(HealthDay News) — A study published online May 27 in the Journal of the American Medical Association confirms that moderate-intensity physical activity reduces mobility problems in older adults. This research was released to coincide with presentation at the annual meeting of the American College of Sports Medicine, held from May 28–31 in Orlando, Fla.
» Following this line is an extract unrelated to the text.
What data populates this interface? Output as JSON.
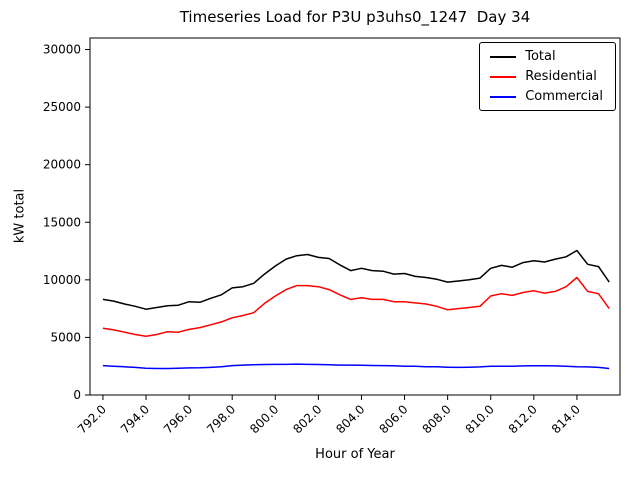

Marco Pahor, MD, from the University of Florida in Gainesville, and colleagues evaluated 1,635 sedentary men and women aged 70–89 years who had physical limitations but were able to walk 400 meters. The participants were randomized to either a structured, moderate-intensity physical activity program (at a center twice/week and at home three or four times/week) or a health education program consisting of workshops on topics relevant to older adults and upper extremity stretching exercises. The intervention included aerobic, resistance, and flexibility training activities.

The researchers found that new, major mobility disability occurred in 30.1% of the physical activity group and 35.5% of the health education group (hazard ratio, 0.82; P=0.03). In the intervention group, persistent mobility disability was experienced by 14.7% of participants, compared to 19.8% in the health education group (hazard ratio, 0.72; P=0.006). Similar numbers of serious adverse events were reported by the two groups (risk ratio, 1.08; 95% confidence interval, 0.98–1.20).

“A structured, moderate-intensity physical activity program compared with a health education program reduced major mobility disability over 2.6 years among older adults at risk for disability,” Pahor and colleagues conclude.

Several authors disclosed financial ties to the fitness and pharmaceutical industries.